P:  Do you ever deal with tumors on optic nerves?  If so, and they are operable, do you operate, or does a neurosurgeon, or do you ever team up with a neurosurgeon?

 

Dr. Mark Moster:  Neurosurgeons operate on the optic nerve if the tumor is in the brain,  but some ophthalmologists are trained as orbital surgeons and operate on the optic nerve behind the eye in the orbit.  I, as a neurologist, don't personally operate.

 

P:  Are you familiar with the memantine study at Wills?  I'm participating in the study, and never asked what makes researchers think memantine might work for glaucoma.  Memantine was approved by the FDA to treat patients with advanced Alzheimer's disease.  

 

Dr.

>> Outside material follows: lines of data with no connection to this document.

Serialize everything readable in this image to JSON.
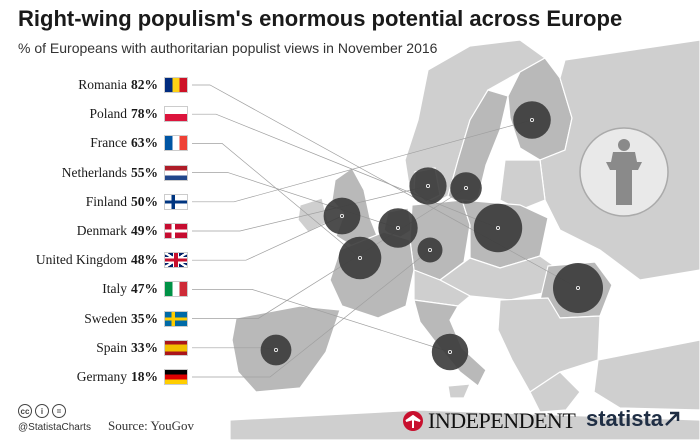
{
  "title": "Right-wing populism's enormous potential across Europe",
  "subtitle": "% of Europeans with authoritarian populist views in November 2016",
  "chart_data": {
    "type": "bubble-map",
    "countries": [
      {
        "name": "Romania",
        "value": 82,
        "label": "82%",
        "flag": [
          "#002B7F",
          "#FCD116",
          "#CE1126"
        ],
        "flag_dir": "v"
      },
      {
        "name": "Poland",
        "value": 78,
        "label": "78%",
        "flag": [
          "#ffffff",
          "#DC143C"
        ],
        "flag_dir": "h"
      },
      {
        "name": "France",
        "value": 63,
        "label": "63%",
        "flag": [
          "#0055A4",
          "#ffffff",
          "#EF4135"
        ],
        "flag_dir": "v"
      },
      {
        "name": "Netherlands",
        "value": 55,
        "label": "55%",
        "flag": [
          "#AE1C28",
          "#ffffff",
          "#21468B"
        ],
        "flag_dir": "h"
      },
      {
        "name": "Finland",
        "value": 50,
        "label": "50%",
        "flag": [
          "#ffffff",
          "#003580"
        ],
        "flag_dir": "nordic"
      },
      {
        "name": "Denmark",
        "value": 49,
        "label": "49%",
        "flag": [
          "#C60C30",
          "#ffffff"
        ],
        "flag_dir": "nordic"
      },
      {
        "name": "United Kingdom",
        "value": 48,
        "label": "48%",
        "flag": [
          "#012169",
          "#ffffff",
          "#C8102E"
        ],
        "flag_dir": "uk"
      },
      {
        "name": "Italy",
        "value": 47,
        "label": "47%",
        "flag": [
          "#009246",
          "#ffffff",
          "#CE2B37"
        ],
        "flag_dir": "v"
      },
      {
        "name": "Sweden",
        "value": 35,
        "label": "35%",
        "flag": [
          "#006AA7",
          "#FECC00"
        ],
        "flag_dir": "nordic"
      },
      {
        "name": "Spain",
        "value": 33,
        "label": "33%",
        "flag": [
          "#AA151B",
          "#F1BF00",
          "#AA151B"
        ],
        "flag_dir": "spain"
      },
      {
        "name": "Germany",
        "value": 18,
        "label": "18%",
        "flag": [
          "#000000",
          "#DD0000",
          "#FFCE00"
        ],
        "flag_dir": "h"
      }
    ],
    "colors": {
      "bubble": "#3a3a3a",
      "land": "#c9c9c9",
      "land_highlight": "#b3b3b3",
      "leader": "#9a9a9a"
    }
  },
  "footer": {
    "handle": "@StatistaCharts",
    "source": "Source: YouGov",
    "independent_logo": "INDEPENDENT",
    "statista_logo": "statista",
    "icons": [
      "cc-icon",
      "by-icon",
      "nd-icon"
    ]
  }
}
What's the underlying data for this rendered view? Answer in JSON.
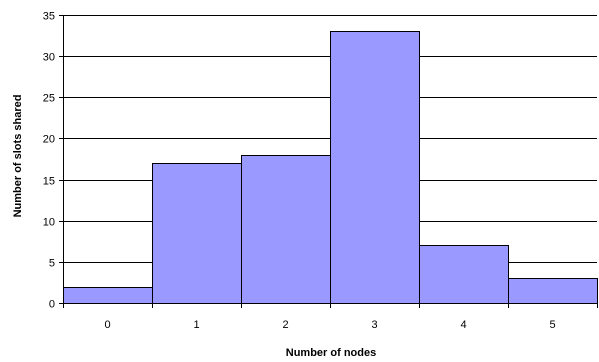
{
  "chart_data": {
    "type": "bar",
    "categories": [
      "0",
      "1",
      "2",
      "3",
      "4",
      "5"
    ],
    "values": [
      2,
      17,
      18,
      33,
      7,
      3
    ],
    "title": "",
    "xlabel": "Number of nodes",
    "ylabel": "Number of slots shared",
    "ylim": [
      0,
      35
    ],
    "yticks": [
      0,
      5,
      10,
      15,
      20,
      25,
      30,
      35
    ],
    "grid": true,
    "legend": "none",
    "bar_color": "#9999ff",
    "bar_edge_color": "#000000"
  }
}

Mark Moster:  Well, memantine blocks the NMDA (N-methyl-D-aspartate) receptors, which, when activated, allow calcium into the cell and cause damage.  That is felt to be the cause of degeneration of nerve cells.  It's actually quite complicated.  Memantine, by blocking the glutamate-activated NMDA receptors, may protect the nerve cells.  

 

Moderator:  Thank you, Dr. Moster.  You did a great job.  We  really appreciate your joining us.

 

Dr. Mark Moster:  Good night all, and thank you for the interesting questions.


End of highlights for November 5, 2003.